Under the rules, companies must notify Brussels of bids for public tenders when the estimated value of the contract is more than €250mn and when the company has received at least €4mn in subsidies from a country outside the EU in the preceding three years.

The first investigation, launched in February, involves the Chinese train manufacturer CRRC, which bid for an electric train contract in Bulgaria.

The China Chamber of Commerce to the EU said that it was “gravely concerned” that the new law had only targeted Chinese companies and that it was being used as a “tool of economic coercion to interfere with the reasonable and lawful economic operations of Chinese enterprises in the EU’s green and low-carbon transition market”.

Chinese imports have helped to increase solar power capacity rapidly in Germany and other European countries.

But European solar panel manufacturers have recently been affected by a growing glut of Chinese photovoltaic cells, with thousands of panels waiting in warehouses, unable to be installed because of a lack of grid connections or a shortage of skilled labour.

The surplus has been driven by a clean technology manufacturing boom in China, which has far outstripped domestic demand. Tough tariffs against Chinese imports in the US means that most excess panels are shipped to Europe.

Xuyang Dong of Climate Energy Finance, an Australian think-tank, said that “China’s estimated wafer, cell and module capacity that will come online in 2024 is sufficient to meet annual global demand now through to 2032. This shows an immense domestic solar production oversupply, which has resulted in price slump in solar components”.

EU solar panel manufacturers including France’s Systovi, Switzerland’s Meyer Burger and Norway’s REC Group have all shut plants in the past six months.

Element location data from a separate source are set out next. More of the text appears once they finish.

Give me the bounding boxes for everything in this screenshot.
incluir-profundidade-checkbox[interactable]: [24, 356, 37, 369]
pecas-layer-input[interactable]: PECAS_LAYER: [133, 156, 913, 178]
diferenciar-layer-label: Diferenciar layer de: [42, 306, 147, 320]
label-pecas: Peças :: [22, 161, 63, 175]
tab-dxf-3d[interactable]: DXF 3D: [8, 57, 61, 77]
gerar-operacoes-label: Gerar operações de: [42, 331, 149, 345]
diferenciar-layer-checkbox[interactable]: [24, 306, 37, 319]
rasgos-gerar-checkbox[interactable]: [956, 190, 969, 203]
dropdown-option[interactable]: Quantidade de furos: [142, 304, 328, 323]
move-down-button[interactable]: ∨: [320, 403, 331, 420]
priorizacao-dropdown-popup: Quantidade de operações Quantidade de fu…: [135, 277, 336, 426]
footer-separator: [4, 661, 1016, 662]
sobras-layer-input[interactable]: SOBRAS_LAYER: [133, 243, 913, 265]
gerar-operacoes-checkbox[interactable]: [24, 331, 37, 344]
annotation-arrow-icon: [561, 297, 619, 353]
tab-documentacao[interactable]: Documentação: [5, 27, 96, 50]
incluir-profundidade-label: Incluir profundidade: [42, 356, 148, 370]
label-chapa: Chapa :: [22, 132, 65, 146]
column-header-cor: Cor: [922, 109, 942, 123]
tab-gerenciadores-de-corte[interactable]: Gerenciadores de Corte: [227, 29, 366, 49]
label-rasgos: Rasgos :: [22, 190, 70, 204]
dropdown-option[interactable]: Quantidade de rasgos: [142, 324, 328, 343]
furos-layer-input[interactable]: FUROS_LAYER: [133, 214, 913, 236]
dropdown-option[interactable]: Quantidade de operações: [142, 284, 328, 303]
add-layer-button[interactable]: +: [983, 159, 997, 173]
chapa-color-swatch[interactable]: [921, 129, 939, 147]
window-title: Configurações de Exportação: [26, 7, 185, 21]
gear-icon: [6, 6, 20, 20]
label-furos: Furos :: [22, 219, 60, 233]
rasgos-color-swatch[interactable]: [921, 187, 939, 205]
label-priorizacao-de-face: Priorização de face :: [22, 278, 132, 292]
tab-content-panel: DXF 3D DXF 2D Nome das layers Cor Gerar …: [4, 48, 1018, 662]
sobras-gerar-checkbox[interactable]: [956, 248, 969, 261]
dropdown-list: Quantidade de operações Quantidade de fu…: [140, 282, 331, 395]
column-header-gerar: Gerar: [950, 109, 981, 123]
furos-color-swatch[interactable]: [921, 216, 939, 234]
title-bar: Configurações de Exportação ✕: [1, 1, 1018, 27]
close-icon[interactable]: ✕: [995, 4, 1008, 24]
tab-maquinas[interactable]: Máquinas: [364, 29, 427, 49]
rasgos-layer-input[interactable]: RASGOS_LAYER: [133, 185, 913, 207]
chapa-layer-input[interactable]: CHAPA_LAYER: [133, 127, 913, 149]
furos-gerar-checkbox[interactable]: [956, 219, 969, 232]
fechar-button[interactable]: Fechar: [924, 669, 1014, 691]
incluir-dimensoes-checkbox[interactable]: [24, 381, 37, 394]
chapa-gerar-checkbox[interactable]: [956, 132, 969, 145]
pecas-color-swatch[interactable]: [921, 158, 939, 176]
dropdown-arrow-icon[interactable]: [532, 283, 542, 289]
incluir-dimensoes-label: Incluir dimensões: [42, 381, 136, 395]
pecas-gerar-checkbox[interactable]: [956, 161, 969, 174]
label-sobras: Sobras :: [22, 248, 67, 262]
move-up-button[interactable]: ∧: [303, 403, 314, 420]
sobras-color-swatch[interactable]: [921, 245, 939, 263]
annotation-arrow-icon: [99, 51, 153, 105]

Meyer Burger, Europe’s largest solar panel manufacturer, on Wednesday completed a SFr207mn ($227mn) rights issue aimed at shoring up its business after revealing a SFr384mn pre-tax loss for 2023 last month.

Brussels has said it will commit to “assess all evidence of alleged unfair practices” and improve funding for solar panel manufacturers, according to a draft plan seen by the Financial Times and due to be signed by EU energy ministers and industry groups on April 15.